No Germânia, há uma empresa de segurança contratada que atua 24 horas no monitoramento das câmeras externas voltadas para a rua, uma viatura que efetua ronda o dia inteiro e segurança a pé diária dentro do parque.
— Esse é um trabalho mantido pela associação com a contribuição dos moradores do bairro — esclarece Back, pontuando que a associação adotante usa os recursos para manter a limpeza e os reparos no parque.
Cercar ou não é um tema que divide opiniões. O presidente do Instituto de Arquitetos do Brasil (IAB-RS), Rafael Pavan dos Passos, desaprova a possibilidade de cercamento dos parques na cidade.

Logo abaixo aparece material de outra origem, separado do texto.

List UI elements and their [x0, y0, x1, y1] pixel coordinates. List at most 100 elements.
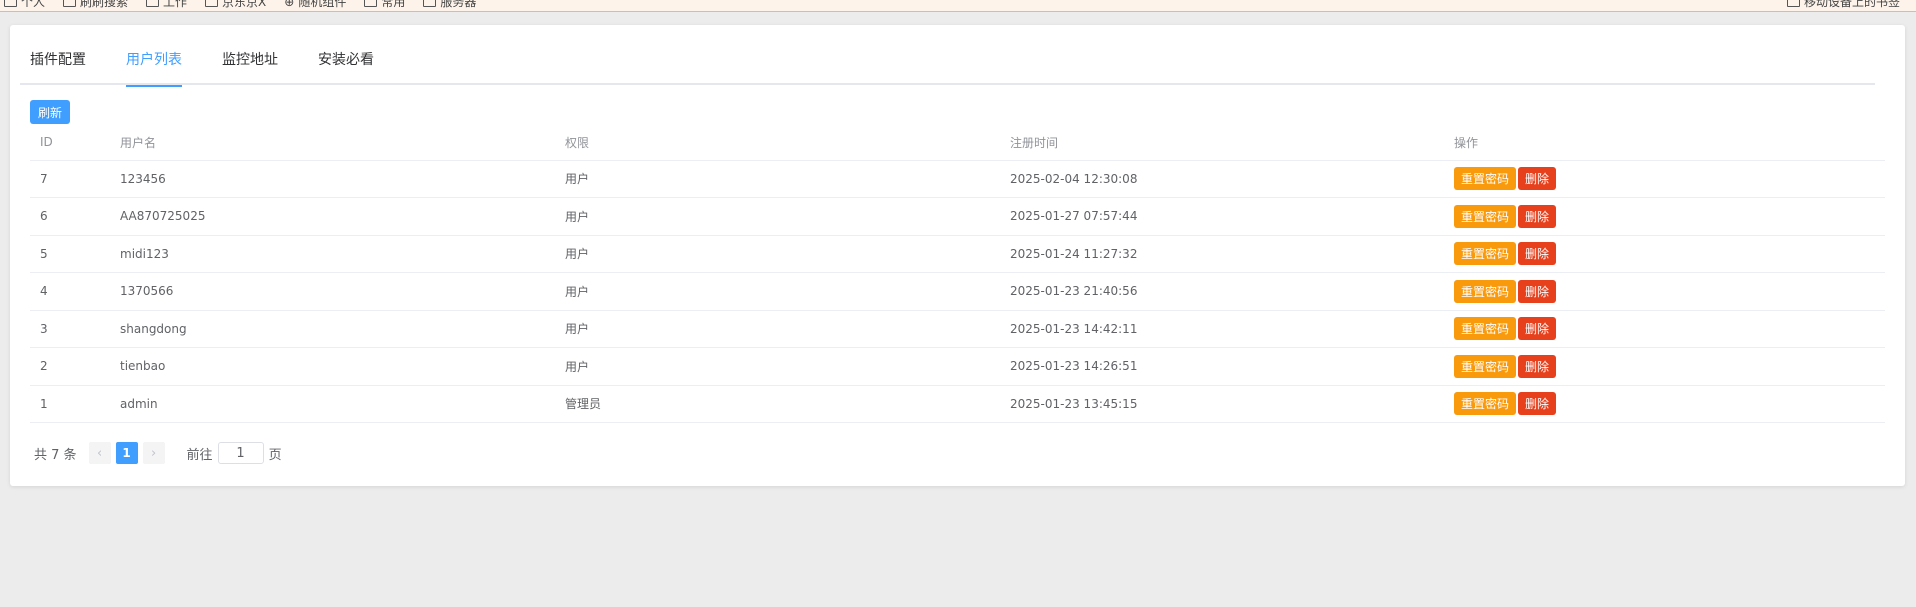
cell-role: 用户: [555, 272, 1000, 311]
cell-role: 用户: [555, 235, 1000, 273]
cell-registered: 2025-01-24 11:27:32: [1000, 235, 1444, 273]
table-row: 7 123456 用户 2025-02-04 12:30:08 重置密码 删除: [30, 160, 1885, 198]
chevron-right-icon[interactable]: ›: [142, 442, 165, 464]
tab-plugin-config[interactable]: 插件配置: [20, 32, 106, 85]
cell-role: 管理员: [555, 385, 1000, 423]
bookmark-item[interactable]: ⊕ 随机组件: [284, 0, 346, 10]
bookmarks-bar: 个人 刷刷搜索 工作 京东京X ⊕ 随机组件 常用 服务器 移动设备上的书签: [0, 0, 1916, 12]
bookmark-list: 个人 刷刷搜索 工作 京东京X ⊕ 随机组件 常用 服务器: [4, 0, 476, 10]
bookmark-item[interactable]: 工作: [146, 0, 187, 10]
header-username: 用户名: [110, 125, 555, 161]
reset-password-button[interactable]: 重置密码: [1454, 167, 1517, 191]
cell-username: shangdong: [110, 310, 555, 348]
bookmark-label: 刷刷搜索: [80, 0, 129, 9]
delete-button[interactable]: 删除: [1518, 204, 1557, 228]
bookmark-label: 工作: [163, 0, 188, 9]
reset-password-button[interactable]: 重置密码: [1454, 279, 1517, 303]
cell-username: AA870725025: [110, 197, 555, 236]
cell-actions: 重置密码 删除: [1444, 310, 1885, 348]
bookmark-item[interactable]: 刷刷搜索: [63, 0, 128, 10]
table-row: 6 AA870725025 用户 2025-01-27 07:57:44 重置密…: [30, 197, 1885, 236]
table-header-row: ID 用户名 权限 注册时间 操作: [30, 125, 1885, 161]
delete-button[interactable]: 删除: [1518, 317, 1557, 341]
delete-button[interactable]: 删除: [1518, 354, 1557, 378]
header-actions: 操作: [1444, 125, 1885, 161]
cell-registered: 2025-01-23 21:40:56: [1000, 272, 1444, 311]
pagination-total: 共 7 条: [34, 447, 77, 463]
bookmark-item[interactable]: 常用: [364, 0, 405, 10]
table-row: 5 midi123 用户 2025-01-24 11:27:32 重置密码 删除: [30, 235, 1885, 273]
cell-role: 用户: [555, 160, 1000, 198]
page-number-current[interactable]: 1: [115, 442, 138, 464]
bookmark-label: 随机组件: [298, 0, 347, 9]
cell-role: 用户: [555, 347, 1000, 386]
reset-password-button[interactable]: 重置密码: [1454, 317, 1517, 341]
bookmark-item[interactable]: 服务器: [423, 0, 476, 10]
delete-button[interactable]: 删除: [1518, 392, 1557, 416]
bookmark-label: 个人: [21, 0, 46, 9]
user-table: ID 用户名 权限 注册时间 操作 7 123456 用户 2025-02-04…: [30, 125, 1885, 423]
cell-username: tienbao: [110, 347, 555, 386]
cell-actions: 重置密码 删除: [1444, 347, 1885, 386]
cell-id: 3: [30, 310, 110, 348]
goto-suffix: 页: [268, 447, 282, 463]
globe-icon: ⊕: [284, 0, 295, 9]
cell-registered: 2025-01-23 14:42:11: [1000, 310, 1444, 348]
folder-icon: [1786, 0, 1800, 7]
tab-user-list[interactable]: 用户列表: [106, 32, 202, 87]
cell-id: 5: [30, 235, 110, 273]
folder-icon: [4, 0, 17, 7]
chevron-left-icon[interactable]: ‹: [88, 442, 111, 464]
delete-button[interactable]: 删除: [1518, 242, 1557, 266]
cell-username: midi123: [110, 235, 555, 273]
cell-actions: 重置密码 删除: [1444, 197, 1885, 236]
reset-password-button[interactable]: 重置密码: [1454, 354, 1517, 378]
folder-icon: [205, 0, 219, 7]
folder-icon: [63, 0, 77, 7]
refresh-button[interactable]: 刷新: [30, 100, 70, 124]
cell-username: admin: [110, 385, 555, 423]
delete-button[interactable]: 删除: [1518, 279, 1557, 303]
mobile-bookmarks[interactable]: 移动设备上的书签: [1786, 0, 1900, 10]
pagination: 共 7 条 ‹ 1 › 前往 页: [34, 442, 282, 464]
cell-role: 用户: [555, 197, 1000, 236]
cell-actions: 重置密码 删除: [1444, 272, 1885, 311]
tab-install-guide[interactable]: 安装必看: [298, 32, 394, 85]
pagination-goto: 前往 页: [187, 442, 282, 464]
cell-username: 1370566: [110, 272, 555, 311]
cell-id: 4: [30, 272, 110, 311]
folder-icon: [146, 0, 160, 7]
table-row: 2 tienbao 用户 2025-01-23 14:26:51 重置密码 删除: [30, 347, 1885, 386]
bookmark-label: 常用: [381, 0, 406, 9]
goto-prefix: 前往: [186, 447, 213, 463]
bookmark-label: 京东京X: [222, 0, 267, 9]
table-row: 4 1370566 用户 2025-01-23 21:40:56 重置密码 删除: [30, 272, 1885, 311]
cell-registered: 2025-01-27 07:57:44: [1000, 197, 1444, 236]
reset-password-button[interactable]: 重置密码: [1454, 204, 1517, 228]
goto-page-input[interactable]: [217, 442, 264, 464]
delete-button[interactable]: 删除: [1518, 167, 1557, 191]
header-role: 权限: [555, 125, 1000, 161]
bookmark-item[interactable]: 个人: [4, 0, 45, 10]
cell-id: 1: [30, 385, 110, 423]
cell-actions: 重置密码 删除: [1444, 160, 1885, 198]
bookmark-item[interactable]: 京东京X: [205, 0, 266, 10]
cell-registered: 2025-02-04 12:30:08: [1000, 160, 1444, 198]
cell-registered: 2025-01-23 13:45:15: [1000, 385, 1444, 423]
table-row: 1 admin 管理员 2025-01-23 13:45:15 重置密码 删除: [30, 385, 1885, 423]
cell-id: 6: [30, 197, 110, 236]
tab-bar: 插件配置 用户列表 监控地址 安装必看: [20, 32, 1875, 87]
header-registered: 注册时间: [1000, 125, 1444, 161]
cell-registered: 2025-01-23 14:26:51: [1000, 347, 1444, 386]
tab-monitor-address[interactable]: 监控地址: [202, 32, 298, 85]
folder-icon: [423, 0, 437, 7]
reset-password-button[interactable]: 重置密码: [1454, 392, 1517, 416]
cell-username: 123456: [110, 160, 555, 198]
folder-icon: [364, 0, 378, 7]
cell-actions: 重置密码 删除: [1444, 385, 1885, 423]
cell-actions: 重置密码 删除: [1444, 235, 1885, 273]
cell-id: 2: [30, 347, 110, 386]
mobile-bookmarks-label: 移动设备上的书签: [1803, 0, 1900, 9]
reset-password-button[interactable]: 重置密码: [1454, 242, 1517, 266]
cell-role: 用户: [555, 310, 1000, 348]
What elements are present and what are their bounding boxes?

— O cercamento não vai resolver o problema da segurança patrimonial. Ele restringe e reduz a circulação das pessoas pelo parque. Essa restrição pode provocar exatamente o efeito contrário: insegurança no parque e no entorno — avalia, revelando que seria muito mais favorável ao cercamento desses espaços por câmeras de videomonitoramento, o que já foi proposto no passado.
O dirigente ainda questiona a possibilidade futura do uso de segurança privada nos parques:
— Até que ponto é válida (segurança privada) para uma área pública? O espaço público deve atender ao interesse público. Muitas vezes isso pode entrar em conflito com a segurança privada que não responda a questões públicas.
Questionado se o cercamento dos parques poderia acabar com os furtos e atos de vandalismo nesses locais, o tenente-coronel Ivens Giuliano Campos dos Santos, comandante do 9º Batalhão de Polícia Militar (BPM), concordou:
— Tudo o que tiver controle de acesso terá mais segurança. E será mais fácil de fazer o controle — observa.
Por sua vez, a IPSul – consórcio vencedor da parceria público-privada (PPP) de iluminação pública da cidade – afirmou que não iria se manifestar sobre o tema do cercamento dos parques.